One-tailed asymptotic inferences for the difference of proportions: Analysis of 97 methods of inference

Two-tailed asymptotic inferences for the difference d = p(2) - p(1) with independent proportions have been widely studied in the literature. Nevertheless, the case of one tail has received less attention, despite its great practical importance (superiority studies and noninferiority studies). This paper assesses 97 methods to make these inferences (test and confidence intervals [CIs]), although it also alludes to many others.
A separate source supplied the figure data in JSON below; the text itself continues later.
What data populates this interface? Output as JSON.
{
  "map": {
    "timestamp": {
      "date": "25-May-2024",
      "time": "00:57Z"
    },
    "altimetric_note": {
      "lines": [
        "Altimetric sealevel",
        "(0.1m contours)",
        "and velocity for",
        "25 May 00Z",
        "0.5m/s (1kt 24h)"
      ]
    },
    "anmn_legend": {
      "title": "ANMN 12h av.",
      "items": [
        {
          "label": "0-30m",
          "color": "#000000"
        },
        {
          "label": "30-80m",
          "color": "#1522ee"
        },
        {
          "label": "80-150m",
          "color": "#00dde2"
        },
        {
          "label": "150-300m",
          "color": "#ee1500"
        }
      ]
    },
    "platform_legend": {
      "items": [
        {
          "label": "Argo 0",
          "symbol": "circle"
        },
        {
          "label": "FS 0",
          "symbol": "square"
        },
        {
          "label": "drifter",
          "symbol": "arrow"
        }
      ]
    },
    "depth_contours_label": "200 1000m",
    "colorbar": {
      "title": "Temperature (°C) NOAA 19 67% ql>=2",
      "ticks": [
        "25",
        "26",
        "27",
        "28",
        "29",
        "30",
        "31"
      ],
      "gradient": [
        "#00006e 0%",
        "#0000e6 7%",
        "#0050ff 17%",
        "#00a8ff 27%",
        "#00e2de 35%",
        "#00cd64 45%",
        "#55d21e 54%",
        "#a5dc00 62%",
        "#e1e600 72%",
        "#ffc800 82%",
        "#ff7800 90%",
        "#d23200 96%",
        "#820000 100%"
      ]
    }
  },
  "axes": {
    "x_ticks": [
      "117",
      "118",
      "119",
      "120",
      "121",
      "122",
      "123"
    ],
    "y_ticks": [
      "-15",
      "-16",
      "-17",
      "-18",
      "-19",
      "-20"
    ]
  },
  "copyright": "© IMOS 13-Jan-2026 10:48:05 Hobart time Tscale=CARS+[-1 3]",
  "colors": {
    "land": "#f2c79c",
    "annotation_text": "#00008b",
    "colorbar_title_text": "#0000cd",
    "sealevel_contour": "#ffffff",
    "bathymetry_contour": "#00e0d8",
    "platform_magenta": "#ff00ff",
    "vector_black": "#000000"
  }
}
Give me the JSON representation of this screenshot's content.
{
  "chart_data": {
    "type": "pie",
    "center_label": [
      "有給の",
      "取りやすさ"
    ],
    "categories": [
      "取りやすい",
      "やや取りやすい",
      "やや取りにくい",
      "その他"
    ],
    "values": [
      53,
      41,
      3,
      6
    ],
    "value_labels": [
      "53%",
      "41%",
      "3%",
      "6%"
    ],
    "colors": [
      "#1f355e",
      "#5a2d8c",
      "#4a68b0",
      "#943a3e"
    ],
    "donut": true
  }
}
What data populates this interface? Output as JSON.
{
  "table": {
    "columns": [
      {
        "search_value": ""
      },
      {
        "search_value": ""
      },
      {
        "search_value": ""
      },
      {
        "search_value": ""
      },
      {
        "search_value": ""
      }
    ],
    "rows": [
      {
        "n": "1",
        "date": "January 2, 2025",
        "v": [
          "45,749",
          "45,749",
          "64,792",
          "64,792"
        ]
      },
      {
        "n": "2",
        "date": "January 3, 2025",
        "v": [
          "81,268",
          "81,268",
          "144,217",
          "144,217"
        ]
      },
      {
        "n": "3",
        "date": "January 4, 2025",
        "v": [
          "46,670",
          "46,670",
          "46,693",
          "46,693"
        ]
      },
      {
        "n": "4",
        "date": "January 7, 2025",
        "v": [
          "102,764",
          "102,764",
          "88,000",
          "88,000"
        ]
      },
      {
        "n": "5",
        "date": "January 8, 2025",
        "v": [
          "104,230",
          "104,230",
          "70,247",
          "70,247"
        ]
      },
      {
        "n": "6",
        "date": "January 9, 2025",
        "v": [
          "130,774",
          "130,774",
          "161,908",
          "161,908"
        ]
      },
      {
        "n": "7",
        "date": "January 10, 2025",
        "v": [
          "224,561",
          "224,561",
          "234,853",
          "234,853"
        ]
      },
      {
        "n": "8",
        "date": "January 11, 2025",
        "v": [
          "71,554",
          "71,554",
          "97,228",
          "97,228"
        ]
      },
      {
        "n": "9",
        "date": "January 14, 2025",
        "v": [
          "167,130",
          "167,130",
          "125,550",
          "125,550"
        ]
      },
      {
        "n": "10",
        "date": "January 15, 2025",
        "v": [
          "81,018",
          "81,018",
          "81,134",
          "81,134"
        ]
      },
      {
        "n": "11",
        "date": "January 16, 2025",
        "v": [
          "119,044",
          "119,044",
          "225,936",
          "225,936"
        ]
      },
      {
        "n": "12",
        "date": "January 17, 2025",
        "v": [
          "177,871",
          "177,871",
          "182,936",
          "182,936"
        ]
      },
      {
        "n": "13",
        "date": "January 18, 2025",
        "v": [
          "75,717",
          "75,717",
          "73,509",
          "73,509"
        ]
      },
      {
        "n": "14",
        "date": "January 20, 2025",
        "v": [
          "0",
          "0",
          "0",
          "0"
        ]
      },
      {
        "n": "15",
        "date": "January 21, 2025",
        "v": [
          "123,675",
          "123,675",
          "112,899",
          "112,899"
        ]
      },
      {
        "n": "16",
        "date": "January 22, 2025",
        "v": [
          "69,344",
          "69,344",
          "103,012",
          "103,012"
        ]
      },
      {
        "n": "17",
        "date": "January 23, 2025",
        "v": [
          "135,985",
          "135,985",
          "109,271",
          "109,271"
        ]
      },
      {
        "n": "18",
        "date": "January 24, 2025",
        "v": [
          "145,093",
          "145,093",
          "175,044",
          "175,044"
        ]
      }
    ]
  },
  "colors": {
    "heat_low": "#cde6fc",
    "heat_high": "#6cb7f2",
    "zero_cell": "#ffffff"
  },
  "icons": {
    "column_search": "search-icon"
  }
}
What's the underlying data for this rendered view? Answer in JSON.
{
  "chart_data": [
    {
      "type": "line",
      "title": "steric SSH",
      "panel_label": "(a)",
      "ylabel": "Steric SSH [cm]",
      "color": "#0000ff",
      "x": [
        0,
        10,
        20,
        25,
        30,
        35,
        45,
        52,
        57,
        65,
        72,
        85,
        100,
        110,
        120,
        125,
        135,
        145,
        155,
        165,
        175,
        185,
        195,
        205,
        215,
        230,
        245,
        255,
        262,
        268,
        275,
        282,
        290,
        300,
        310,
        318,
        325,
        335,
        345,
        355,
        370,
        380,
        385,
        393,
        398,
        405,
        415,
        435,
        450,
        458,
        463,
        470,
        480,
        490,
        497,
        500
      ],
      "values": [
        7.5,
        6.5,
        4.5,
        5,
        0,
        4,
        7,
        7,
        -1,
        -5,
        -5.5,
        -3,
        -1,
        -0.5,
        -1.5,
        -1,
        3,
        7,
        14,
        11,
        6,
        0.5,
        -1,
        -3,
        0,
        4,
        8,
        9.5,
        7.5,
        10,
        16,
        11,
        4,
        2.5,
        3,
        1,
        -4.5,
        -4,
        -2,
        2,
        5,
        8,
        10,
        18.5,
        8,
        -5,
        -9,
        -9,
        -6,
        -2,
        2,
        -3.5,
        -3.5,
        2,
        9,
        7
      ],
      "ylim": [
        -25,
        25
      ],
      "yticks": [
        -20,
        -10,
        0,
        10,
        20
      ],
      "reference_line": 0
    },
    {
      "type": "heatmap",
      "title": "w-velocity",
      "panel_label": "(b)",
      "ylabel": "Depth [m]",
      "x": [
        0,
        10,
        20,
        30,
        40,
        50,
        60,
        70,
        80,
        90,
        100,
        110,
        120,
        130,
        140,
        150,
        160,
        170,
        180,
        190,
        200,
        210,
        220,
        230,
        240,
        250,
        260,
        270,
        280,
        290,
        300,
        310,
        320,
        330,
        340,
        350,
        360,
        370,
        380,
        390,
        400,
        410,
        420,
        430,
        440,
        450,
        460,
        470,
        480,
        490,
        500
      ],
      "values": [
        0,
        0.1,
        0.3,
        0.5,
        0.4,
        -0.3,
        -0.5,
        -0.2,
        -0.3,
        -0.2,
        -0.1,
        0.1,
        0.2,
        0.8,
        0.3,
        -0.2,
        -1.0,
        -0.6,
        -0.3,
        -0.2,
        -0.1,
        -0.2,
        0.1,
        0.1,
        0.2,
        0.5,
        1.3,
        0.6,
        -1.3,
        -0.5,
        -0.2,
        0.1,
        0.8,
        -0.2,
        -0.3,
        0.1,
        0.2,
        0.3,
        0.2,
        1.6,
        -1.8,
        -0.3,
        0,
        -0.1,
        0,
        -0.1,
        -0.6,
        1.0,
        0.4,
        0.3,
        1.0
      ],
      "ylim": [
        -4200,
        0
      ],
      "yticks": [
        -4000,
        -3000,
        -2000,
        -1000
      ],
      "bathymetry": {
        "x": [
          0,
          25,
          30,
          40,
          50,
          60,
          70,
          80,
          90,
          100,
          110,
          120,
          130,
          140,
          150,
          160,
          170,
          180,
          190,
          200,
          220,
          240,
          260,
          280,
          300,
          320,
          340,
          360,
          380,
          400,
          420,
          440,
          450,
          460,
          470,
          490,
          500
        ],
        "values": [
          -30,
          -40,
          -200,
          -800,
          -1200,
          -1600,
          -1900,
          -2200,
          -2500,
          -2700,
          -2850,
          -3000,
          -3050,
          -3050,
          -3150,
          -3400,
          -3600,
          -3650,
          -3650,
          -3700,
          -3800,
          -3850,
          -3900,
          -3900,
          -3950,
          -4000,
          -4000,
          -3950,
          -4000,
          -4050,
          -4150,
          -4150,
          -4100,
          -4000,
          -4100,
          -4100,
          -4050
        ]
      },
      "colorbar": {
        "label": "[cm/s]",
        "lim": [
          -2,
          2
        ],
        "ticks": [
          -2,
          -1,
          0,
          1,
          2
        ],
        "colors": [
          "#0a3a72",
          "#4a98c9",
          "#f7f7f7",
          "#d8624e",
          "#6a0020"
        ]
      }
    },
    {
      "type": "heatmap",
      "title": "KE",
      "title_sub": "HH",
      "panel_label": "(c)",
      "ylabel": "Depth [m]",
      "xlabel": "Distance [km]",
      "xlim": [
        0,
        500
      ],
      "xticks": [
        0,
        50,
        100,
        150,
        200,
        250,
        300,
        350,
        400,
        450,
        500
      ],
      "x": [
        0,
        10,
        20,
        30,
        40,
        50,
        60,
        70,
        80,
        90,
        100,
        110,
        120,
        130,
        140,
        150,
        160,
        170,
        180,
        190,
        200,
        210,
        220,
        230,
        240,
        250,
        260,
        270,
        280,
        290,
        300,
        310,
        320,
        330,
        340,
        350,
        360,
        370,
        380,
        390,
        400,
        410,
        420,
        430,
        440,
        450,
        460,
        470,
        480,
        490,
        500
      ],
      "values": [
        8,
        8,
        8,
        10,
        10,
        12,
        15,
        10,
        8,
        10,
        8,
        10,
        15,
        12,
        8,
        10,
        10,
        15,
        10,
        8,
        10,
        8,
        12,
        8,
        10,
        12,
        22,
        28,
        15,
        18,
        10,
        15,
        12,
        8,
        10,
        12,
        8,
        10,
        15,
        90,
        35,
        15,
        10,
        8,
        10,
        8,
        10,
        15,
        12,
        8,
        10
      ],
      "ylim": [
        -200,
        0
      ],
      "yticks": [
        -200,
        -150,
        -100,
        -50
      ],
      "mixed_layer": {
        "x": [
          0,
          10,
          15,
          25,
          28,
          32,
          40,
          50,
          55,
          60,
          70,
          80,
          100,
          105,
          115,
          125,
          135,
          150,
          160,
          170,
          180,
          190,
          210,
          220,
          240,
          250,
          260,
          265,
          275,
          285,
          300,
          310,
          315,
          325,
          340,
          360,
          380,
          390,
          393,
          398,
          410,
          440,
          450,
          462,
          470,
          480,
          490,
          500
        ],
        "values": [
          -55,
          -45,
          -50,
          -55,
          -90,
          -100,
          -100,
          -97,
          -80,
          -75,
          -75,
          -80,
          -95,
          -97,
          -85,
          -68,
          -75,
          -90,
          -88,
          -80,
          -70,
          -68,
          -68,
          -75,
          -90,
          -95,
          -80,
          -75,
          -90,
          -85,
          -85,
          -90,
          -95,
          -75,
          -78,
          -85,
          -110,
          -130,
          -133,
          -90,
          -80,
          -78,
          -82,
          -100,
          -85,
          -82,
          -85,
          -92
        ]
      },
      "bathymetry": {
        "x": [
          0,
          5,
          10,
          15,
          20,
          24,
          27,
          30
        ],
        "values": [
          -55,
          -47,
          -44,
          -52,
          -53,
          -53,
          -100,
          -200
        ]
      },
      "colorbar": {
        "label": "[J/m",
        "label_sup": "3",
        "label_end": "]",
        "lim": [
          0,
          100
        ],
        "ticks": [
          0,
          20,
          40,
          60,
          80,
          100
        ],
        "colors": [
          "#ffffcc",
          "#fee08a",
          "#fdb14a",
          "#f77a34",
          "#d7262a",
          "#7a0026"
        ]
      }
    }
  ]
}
The conclusions obtained are (1) the optimal method in general (and particularly for errors alpha = 1% and 5%) is based on arcsine transformation, with the maximum likelihood estimator restricted to the null hypothesis and increasing the successes and failures by 3/8; (2) the optimal method for alpha = 10% is a modification of the classic model of Peskun; (3) a more simple and acceptable option for large sample sizes and values of d not near to +/- 1 is the classic method of Peskun; and (4) in the particular case of the superiority and inferiority tests, the optimal method is the classic Wald method (with continuity correction) when the successes and failures are increased by one. We additionally select the optimal methods to make compatible the conclusions of the homogeneity test and the CI for d, both for one tail and for two (methods which are related to arcsine transformation and the Wald method).